Prolongement du mandat de Macky Sall : «Ils ont mis le feu à ce qui nous restait de la démocratie »

Senegalese deputies take part in the first parliamentary session since the July 2022 legislative elections, in Dakar on September 12, 2022. (Photo by CARMEN ABD ALI / AFP)

Au terme d’une plénière houleuse qui a occasionnée l’expulsion des députés de l’opposition de la salle, l’Assemblée nationale sénégalaise a adopté la nuit dernière (05 février 2024),  le projet de loi prorogeant le mandat de Macky Sall pour 10 mois. Ainsi, le président pourra rester au pouvoir jusqu’au 15 décembre 2024 alors que son second mandat devait s’achever le 02 avril prochain. Cette prolongation vient acter le report de l’élection présidentielle qui était prévue le 25 février 2024, mais que Macky Sall avait reporté sine die le week-end passé. Pour l’opposition, ce prolongement n’est autre qu’une forfaiture.

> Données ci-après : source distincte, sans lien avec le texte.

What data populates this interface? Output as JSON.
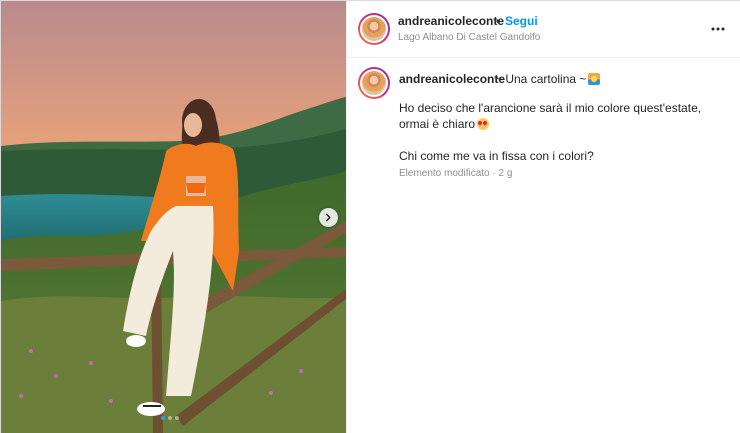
{
  "post": {
    "username": "andreanicoleconte",
    "separator": "•",
    "follow_label": "Segui",
    "location": "Lago Albano Di Castel Gandolfo"
  },
  "caption": {
    "username": "andreanicoleconte",
    "title": "~ Una cartolina ~",
    "line1": "Ho deciso che l'arancione sarà il mio colore quest'estate, ormai è chiaro",
    "line2": "Chi come me va in fissa con i colori?",
    "meta": "Elemento modificato · 2 g"
  },
  "carousel": {
    "total_slides": 3,
    "active_slide": 1
  },
  "icons": {
    "next": "chevron-right-icon",
    "more": "more-horizontal-icon",
    "title_emoji": "sunset-emoji-icon",
    "line1_emoji": "smiling-face-with-hearts-emoji-icon"
  },
  "colors": {
    "follow": "#0095f6",
    "meta": "#8e8e8e",
    "text": "#262626",
    "carousel_active_dot": "#3897f0"
  }
}
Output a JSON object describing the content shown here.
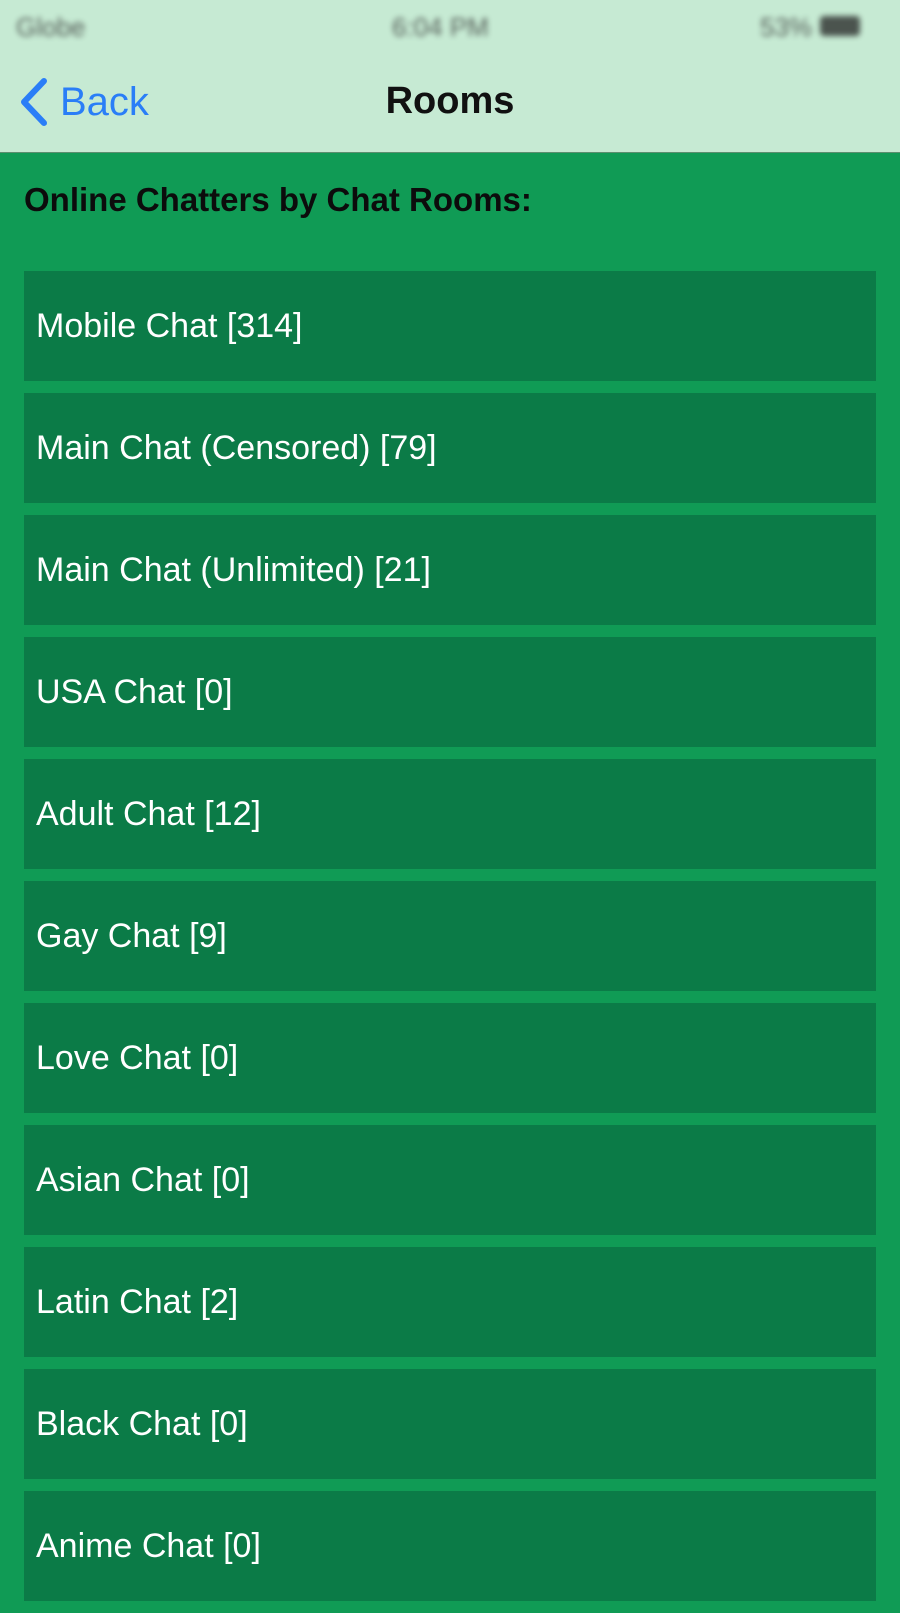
{
  "status_bar": {
    "carrier": "Globe",
    "time": "6:04 PM",
    "battery": "53%"
  },
  "nav": {
    "back_label": "Back",
    "title": "Rooms"
  },
  "section": {
    "heading": "Online Chatters by Chat Rooms:"
  },
  "rooms": [
    {
      "label": "Mobile Chat [314]"
    },
    {
      "label": "Main Chat (Censored) [79]"
    },
    {
      "label": "Main Chat (Unlimited) [21]"
    },
    {
      "label": "USA Chat [0]"
    },
    {
      "label": "Adult Chat [12]"
    },
    {
      "label": "Gay Chat [9]"
    },
    {
      "label": "Love Chat [0]"
    },
    {
      "label": "Asian Chat [0]"
    },
    {
      "label": "Latin Chat [2]"
    },
    {
      "label": "Black Chat [0]"
    },
    {
      "label": "Anime Chat [0]"
    }
  ],
  "colors": {
    "header_bg": "#c6ead3",
    "page_bg": "#109b55",
    "row_bg": "#0b7b47",
    "back_accent": "#2a7ef7"
  },
  "icons": {
    "back": "chevron-left-icon"
  }
}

Les débats ont été tendus à l’Hémicycle entre députés de la coalition au pouvoir (Benno Bokk Yakaar) et ceux de l’opposition (Yewwi Askane Wi et autres) lors de l’examen du controversé projet de loi qui a rallongé le bail du président Sall à la tête du Sénégal. Il a fallu l’intervention des gendarmes pour expulser les opposants qui ont refusé l’idée du président de l’Assemblée de passer au vote du texte directement sans débats préalables. La loi émanant du Parti démocratique sénégalais (PDS) de Karim Wade a donc été adoptée par ses députés et ceux de Benno Bokk Yakaar.

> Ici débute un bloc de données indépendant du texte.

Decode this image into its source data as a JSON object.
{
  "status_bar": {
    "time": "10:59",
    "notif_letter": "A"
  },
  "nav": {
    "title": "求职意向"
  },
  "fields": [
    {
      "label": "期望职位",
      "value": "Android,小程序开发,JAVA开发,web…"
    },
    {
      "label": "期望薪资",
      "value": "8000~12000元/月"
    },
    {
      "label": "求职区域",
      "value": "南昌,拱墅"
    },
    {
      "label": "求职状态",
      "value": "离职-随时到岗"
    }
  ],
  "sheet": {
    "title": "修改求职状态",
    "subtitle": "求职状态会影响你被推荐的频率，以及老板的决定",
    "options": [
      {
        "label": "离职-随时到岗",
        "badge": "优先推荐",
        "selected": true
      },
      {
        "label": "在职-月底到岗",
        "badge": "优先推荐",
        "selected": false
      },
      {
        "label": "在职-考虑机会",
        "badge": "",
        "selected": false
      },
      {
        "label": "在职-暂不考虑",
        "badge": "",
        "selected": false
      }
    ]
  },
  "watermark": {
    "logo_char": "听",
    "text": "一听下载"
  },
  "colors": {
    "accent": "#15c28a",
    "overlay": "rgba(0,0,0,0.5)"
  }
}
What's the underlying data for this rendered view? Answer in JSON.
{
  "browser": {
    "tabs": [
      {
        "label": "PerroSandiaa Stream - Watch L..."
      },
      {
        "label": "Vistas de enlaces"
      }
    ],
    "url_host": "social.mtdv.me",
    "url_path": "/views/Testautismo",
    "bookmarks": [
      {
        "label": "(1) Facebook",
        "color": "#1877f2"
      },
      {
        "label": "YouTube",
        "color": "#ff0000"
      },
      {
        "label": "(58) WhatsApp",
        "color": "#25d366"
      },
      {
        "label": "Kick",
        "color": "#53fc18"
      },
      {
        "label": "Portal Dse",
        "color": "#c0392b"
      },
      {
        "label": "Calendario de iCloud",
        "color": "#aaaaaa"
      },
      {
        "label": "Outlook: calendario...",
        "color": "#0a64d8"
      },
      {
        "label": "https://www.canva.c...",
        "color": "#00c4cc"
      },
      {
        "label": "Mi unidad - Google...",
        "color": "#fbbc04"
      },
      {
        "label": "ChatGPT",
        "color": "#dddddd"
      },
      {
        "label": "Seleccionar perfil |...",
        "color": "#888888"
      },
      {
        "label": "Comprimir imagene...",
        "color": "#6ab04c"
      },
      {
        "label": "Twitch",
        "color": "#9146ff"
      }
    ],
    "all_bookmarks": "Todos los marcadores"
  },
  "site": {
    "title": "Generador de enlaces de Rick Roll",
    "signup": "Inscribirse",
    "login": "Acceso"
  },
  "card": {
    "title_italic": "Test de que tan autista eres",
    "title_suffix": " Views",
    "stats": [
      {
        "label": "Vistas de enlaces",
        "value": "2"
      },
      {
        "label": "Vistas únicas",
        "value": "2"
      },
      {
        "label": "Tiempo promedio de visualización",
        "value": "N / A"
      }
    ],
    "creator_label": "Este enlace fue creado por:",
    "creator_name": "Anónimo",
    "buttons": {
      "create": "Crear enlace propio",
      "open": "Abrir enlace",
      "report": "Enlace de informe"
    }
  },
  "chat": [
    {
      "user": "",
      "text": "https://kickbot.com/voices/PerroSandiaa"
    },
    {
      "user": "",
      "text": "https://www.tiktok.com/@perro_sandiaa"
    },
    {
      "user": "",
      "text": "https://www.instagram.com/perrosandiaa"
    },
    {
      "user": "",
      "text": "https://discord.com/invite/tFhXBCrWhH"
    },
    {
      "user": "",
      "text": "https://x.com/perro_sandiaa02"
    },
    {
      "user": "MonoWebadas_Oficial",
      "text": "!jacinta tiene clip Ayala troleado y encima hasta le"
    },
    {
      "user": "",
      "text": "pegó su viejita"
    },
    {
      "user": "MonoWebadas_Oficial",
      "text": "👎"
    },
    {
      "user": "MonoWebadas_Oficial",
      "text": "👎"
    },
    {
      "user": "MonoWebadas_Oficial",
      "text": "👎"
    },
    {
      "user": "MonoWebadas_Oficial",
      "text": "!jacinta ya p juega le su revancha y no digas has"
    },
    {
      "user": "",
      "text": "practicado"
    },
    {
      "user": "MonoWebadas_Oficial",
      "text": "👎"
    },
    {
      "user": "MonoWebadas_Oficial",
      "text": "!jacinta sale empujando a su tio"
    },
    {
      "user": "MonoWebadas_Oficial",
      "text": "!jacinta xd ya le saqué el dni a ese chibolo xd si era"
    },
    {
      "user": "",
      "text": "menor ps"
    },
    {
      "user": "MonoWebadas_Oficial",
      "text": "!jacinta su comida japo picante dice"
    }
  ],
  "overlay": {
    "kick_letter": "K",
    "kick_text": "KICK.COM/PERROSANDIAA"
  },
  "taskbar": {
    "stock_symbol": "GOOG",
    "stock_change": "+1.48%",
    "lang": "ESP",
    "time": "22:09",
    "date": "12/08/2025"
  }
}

 « Énième forfaiture de Macky Sall… »

Mais de son côté, l’opposition sénégalaise dénonce un coup d’Etat constitutionnel du président sortant, qui sera « illégitime » à partir du 02 avril 2024.

Bougane Guéye Dani, president du Mouvement Gueum Sa Bopp Tekki Jotna.

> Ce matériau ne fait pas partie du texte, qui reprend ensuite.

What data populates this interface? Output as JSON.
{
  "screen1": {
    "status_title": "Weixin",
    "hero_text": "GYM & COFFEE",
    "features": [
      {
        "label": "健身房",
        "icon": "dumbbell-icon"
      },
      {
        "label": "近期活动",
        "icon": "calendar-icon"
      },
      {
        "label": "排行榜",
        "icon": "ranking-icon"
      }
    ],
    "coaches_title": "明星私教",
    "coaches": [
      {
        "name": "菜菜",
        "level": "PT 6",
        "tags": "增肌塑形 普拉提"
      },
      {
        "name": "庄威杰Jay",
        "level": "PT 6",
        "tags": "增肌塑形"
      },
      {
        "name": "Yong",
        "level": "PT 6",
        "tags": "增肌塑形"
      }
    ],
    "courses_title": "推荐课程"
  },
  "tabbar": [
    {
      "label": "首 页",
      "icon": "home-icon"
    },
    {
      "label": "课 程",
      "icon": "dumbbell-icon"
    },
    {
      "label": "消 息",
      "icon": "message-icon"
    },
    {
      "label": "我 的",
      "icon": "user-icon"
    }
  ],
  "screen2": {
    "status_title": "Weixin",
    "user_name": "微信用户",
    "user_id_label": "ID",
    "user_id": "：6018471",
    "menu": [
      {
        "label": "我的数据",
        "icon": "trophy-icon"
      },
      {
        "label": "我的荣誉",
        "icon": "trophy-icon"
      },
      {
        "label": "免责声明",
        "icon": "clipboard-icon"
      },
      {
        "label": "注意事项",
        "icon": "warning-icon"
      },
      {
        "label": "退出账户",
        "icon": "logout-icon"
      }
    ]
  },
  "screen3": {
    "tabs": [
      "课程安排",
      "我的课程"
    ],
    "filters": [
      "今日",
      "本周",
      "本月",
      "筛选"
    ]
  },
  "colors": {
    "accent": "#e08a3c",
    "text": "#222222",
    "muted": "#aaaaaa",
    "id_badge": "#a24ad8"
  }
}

« Énième forfaiture de Macky Sall, soutenue par des députés soumis et opportunistes, applaudie par des institutions inutiles telles que la Cedeao et l’Union Africaine, devant une majorité populaire qui a toujours respecté l’élégance républicaine envers le vote. Macky Sall s’agrippe à son malheur en refusant de respecter le serment qu’il avait convenu avec le peuple sénégalais. Encore 10 mois pour des élections, ce qui est sûr dans l’esprit de chacun de nous est qu’à partir du 2 Avril 2024 Macky Sall deviendra un Président illégitime. Je condamne fermement cet abus de pouvoir et j’appelle la Magistrature et les forces vives à prendre leurs responsabilités », réagit Bougane Guéye Dani, president du Mouvement Gueum Sa Bopp Tekki Jotna.

Birame Souleye Diop, président du groupe parlementaire Yewwi, abonde dans le même sens, regrettant l’extinction de la démocratie au Sénégal après l’adoption de cette loi.

Birame Souleye Diop, président du groupe parlementaire Yewwi

 « Ils (députés) ont mis le feu à ce qui nous restait de la démocratie. Ils n’ont même pas laissé le soin aux députés de se prononcer. Une chose aussi grande qu’une modification, qu’une suspension de la Constitution. Ils ont refusé le débat, amenant la gendarmerie qui a à nouveau violé l’Hémicycle. Vous comprenez maintenant qui sont les traitres du peuple,  qui sont ceux qui gèrent leurs propres intérêts… Nous avons tenu ensemble, les députés de l’opposition, les vrais député de l’opposition, qui pensent qu’on ne peut pas proroger le mandat du président de la République, au-delà des délais prévus. Mais voilà le visage que nous offre la démocratie sénégalaise », a-t-il confié dans la presse.

Cette crise démocratique se passe dans un contexte où la liberté d’expression est fortement menacée au Sénégal avec des manifestations réprimées, la coupure d’internet par les autorités sénégalaises, mais aussi du retrait de la licence du groupe Walfadjri annoncé hier.